As I was watching an old Wang Chung video recently I noted that, musically speaking, nothing screams EIGHTIES more than a Steinberger bass. Remember?
For about half an hour, the Steinberger bass was the must-have bass of the eighties. It seemed like every prominent player was scrambling to be seen with one--and if you had one, that meant you were Happening.
I was in college at the time, so there was no way I could shell out the $1,600 ($4,800 in today's money) necessary to join the club. I could, however, pick up one of the many knock-offs for a fraction of that price.
Cort's version looked best for me for two reasons:  it looked the most like the real thing, and  I could get it in white. All genuine Steinbergers at the time were black, as were most of the knock-offs.

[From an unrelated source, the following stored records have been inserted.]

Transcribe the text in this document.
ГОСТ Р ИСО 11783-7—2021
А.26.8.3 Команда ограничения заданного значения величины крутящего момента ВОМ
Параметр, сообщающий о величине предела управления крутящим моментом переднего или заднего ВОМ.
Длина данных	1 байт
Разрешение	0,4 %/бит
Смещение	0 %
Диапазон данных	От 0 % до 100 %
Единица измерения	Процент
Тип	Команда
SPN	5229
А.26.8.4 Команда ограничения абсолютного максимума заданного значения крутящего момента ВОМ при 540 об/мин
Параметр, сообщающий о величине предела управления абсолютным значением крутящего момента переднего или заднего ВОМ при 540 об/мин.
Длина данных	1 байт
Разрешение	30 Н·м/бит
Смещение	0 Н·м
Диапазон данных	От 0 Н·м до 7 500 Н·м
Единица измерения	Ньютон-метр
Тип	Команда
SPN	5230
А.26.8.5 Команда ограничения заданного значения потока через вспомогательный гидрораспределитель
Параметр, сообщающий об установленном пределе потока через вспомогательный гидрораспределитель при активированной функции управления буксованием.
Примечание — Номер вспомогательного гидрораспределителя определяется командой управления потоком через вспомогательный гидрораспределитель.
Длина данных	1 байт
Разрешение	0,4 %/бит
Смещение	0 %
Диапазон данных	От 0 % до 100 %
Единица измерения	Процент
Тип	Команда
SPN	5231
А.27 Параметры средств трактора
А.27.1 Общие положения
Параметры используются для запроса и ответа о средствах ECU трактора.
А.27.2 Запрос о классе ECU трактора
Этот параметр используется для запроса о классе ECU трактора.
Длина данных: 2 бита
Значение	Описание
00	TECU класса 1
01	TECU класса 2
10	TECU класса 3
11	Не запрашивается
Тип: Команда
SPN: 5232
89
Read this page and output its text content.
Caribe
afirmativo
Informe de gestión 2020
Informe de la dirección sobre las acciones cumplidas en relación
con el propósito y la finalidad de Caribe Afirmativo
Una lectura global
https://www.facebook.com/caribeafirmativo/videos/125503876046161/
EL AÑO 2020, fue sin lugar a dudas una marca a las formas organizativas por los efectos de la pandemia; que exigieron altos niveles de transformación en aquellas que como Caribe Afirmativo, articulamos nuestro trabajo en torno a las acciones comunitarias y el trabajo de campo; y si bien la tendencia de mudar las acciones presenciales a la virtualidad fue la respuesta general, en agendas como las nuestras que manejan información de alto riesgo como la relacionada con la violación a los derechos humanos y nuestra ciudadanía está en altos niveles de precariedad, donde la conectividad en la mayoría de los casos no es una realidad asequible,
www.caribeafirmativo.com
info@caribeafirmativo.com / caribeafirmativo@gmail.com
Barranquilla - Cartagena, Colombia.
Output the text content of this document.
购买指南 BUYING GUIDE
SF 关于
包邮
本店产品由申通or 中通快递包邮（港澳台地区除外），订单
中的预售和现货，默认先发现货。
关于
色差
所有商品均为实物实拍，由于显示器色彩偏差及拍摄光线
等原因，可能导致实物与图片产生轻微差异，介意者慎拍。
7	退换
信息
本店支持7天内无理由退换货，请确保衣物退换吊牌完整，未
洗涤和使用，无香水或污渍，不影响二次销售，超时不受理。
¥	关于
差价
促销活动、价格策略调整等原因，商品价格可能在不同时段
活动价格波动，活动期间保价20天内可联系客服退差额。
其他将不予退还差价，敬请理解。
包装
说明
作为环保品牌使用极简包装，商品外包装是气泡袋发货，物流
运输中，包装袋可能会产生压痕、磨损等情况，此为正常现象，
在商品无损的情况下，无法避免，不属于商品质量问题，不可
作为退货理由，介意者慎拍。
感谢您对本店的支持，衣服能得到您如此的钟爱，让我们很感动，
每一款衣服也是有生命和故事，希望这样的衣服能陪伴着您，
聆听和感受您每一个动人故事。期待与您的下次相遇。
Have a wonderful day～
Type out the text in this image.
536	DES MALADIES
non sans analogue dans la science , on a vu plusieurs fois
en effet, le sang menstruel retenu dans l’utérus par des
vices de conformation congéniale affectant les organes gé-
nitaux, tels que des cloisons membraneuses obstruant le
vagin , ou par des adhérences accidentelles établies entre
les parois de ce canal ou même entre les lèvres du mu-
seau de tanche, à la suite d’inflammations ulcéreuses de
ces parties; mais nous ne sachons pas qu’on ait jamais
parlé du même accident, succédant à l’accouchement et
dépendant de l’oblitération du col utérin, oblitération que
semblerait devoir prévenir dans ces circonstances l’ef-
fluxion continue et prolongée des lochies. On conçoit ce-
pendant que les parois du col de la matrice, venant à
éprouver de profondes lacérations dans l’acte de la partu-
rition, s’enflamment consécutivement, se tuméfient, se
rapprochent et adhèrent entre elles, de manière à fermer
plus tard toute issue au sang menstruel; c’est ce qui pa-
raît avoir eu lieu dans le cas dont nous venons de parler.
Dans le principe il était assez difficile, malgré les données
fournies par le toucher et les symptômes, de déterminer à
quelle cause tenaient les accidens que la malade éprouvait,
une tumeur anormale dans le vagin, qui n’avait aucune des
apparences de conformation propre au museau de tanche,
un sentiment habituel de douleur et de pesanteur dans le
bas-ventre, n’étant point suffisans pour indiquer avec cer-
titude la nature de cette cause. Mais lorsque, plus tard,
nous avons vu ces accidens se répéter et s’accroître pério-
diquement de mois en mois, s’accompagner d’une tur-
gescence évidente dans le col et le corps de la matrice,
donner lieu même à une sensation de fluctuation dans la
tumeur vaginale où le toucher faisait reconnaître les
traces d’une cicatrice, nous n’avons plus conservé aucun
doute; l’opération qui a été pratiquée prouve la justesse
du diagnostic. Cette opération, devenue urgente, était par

I chose white so it wouldn't be quite so obvious that I was trying to pass as Happening.
I don't remember exactly when I stopped playing that bass, but my best guess is that it was around 1988. It really didn't suit me well, and my interests had shifted to the guitar for quite a while. Thus it sat derelict (and 25% stringless) for decades, spending its most recent 24 years in my attic. Many times over the years I thought about bringing it downstairs and sprucing it up, making it playable again, but it didn't seem worth the effort or money.
Then, while searching for some pedal or something, I discovered that there are vendors out there who sell pre-wired electronics harnesses for basses and guitars. I'm not sure why I didn't know that before, but there it was. Not only that, but I saw that I could get such a harness in a slightly-but-significantly-different configuration from what I already had. My Cort was configured with two single-coil pickups and the same volume/volume/tone knobs as a typical Jazz bass. However, bestbassgear.com makes Jazz bass electronics configured as master volume/pickup blend/tone--which was exactly what I wanted!
When it came time to rip out the old and solder the new, I discovered four problems: the three new knob shafts and one output jack are wider than the originals. Luckily all it took was some careful re-drilling of the top holes to get them to the right diameter. The pickup jack hole was only slightly too small, but it was metal. I couldn't re-drill that one, so I took a metal file to it and gradually widened it as evenly as I could. After that it was all about the solder and electrical tape. A fresh set of strings and a setup later, my 34-year old bass is back on its feet and ready for gigs!
The next challenge will be rigging a stable stand for it. I'm thinking that a short length of PVC tubing cut in half lengthwise and fastened to a regular stand's cradle ought to do the trick. We'll see.